Le debo especial agradecimiento a mi agente literario, John Thurley, cuya fe, confianza y consejos fueron para mí una constante fuente de nuevos estímulos y fortaleza. A Joanna Goldsworthy y al equipo de la editorial Victor Gollancz por su gran apoyo y por haber tenido la fe y el valor de aceptar la empresa de publicar este libro.

Debo mencionar de modo especial a David Summerscale, que me enseñó inglés en Charterhouse y que, probablemente sin saberlo, me dio confianza para empezar a escribir.

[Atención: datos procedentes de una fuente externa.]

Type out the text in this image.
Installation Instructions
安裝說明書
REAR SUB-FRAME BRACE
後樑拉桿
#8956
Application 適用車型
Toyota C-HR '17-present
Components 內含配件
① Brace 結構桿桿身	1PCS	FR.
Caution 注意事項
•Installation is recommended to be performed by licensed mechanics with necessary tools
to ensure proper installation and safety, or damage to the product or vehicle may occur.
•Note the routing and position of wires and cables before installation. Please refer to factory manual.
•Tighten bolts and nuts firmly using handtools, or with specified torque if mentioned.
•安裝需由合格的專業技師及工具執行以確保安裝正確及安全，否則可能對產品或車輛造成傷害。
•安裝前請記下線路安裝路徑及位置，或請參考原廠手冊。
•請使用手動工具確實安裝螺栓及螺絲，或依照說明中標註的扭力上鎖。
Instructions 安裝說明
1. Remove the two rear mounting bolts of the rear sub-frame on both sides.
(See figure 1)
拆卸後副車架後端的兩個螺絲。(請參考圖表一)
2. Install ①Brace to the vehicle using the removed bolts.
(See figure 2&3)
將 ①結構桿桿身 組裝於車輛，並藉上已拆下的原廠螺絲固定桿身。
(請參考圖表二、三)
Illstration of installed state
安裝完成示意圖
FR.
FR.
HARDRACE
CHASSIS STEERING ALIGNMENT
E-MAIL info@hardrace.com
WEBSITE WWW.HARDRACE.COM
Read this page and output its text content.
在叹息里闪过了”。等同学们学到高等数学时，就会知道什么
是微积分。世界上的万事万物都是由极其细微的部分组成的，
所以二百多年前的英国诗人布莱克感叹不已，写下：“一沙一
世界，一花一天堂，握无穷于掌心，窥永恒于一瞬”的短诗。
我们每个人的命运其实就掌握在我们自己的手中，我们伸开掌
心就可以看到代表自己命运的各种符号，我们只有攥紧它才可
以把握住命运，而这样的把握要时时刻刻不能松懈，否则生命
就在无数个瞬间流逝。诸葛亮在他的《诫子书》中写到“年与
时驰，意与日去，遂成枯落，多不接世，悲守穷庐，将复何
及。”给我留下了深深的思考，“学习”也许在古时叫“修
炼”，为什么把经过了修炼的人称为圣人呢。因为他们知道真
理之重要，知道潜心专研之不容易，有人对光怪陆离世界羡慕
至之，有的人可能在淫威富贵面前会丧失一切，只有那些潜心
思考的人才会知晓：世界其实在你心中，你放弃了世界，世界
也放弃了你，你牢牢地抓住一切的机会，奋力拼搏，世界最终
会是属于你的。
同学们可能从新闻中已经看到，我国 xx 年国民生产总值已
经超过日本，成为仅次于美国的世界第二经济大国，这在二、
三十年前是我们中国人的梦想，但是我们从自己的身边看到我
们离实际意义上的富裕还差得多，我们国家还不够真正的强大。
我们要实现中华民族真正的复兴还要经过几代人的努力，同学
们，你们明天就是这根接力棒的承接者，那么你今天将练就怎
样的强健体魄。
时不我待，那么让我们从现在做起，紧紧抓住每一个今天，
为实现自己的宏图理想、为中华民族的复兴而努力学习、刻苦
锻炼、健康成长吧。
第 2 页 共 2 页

Son muchas las personas que me han ayudado en mis investigaciones, directa e indirectamente, y es a ellas a quienes se debe la mayor parte de la autenticidad de este libro. La lista es muy larga, pues fueron muchos los que me dieron incluso más de lo que yo les pedí: en especial a Canon Domonic Walker, O.G.S.; al reverendo David Gutsell; al reverendo Jim Mynors, al equipo del College of Psychic Studies; al reverendo Gerald Shaw, capellán del hospital de Broadmoor; a Tim Parker, de St. Cuthmans Wines; a Peter Hall, de Breaky Bottom; a Renee-Jean Wilkin; a Peter Lee; a Jim Sitford; a mi secretaria Pegy Fletcher, y a mi esposa Georgina por su infinita paciencia y sus ánimos.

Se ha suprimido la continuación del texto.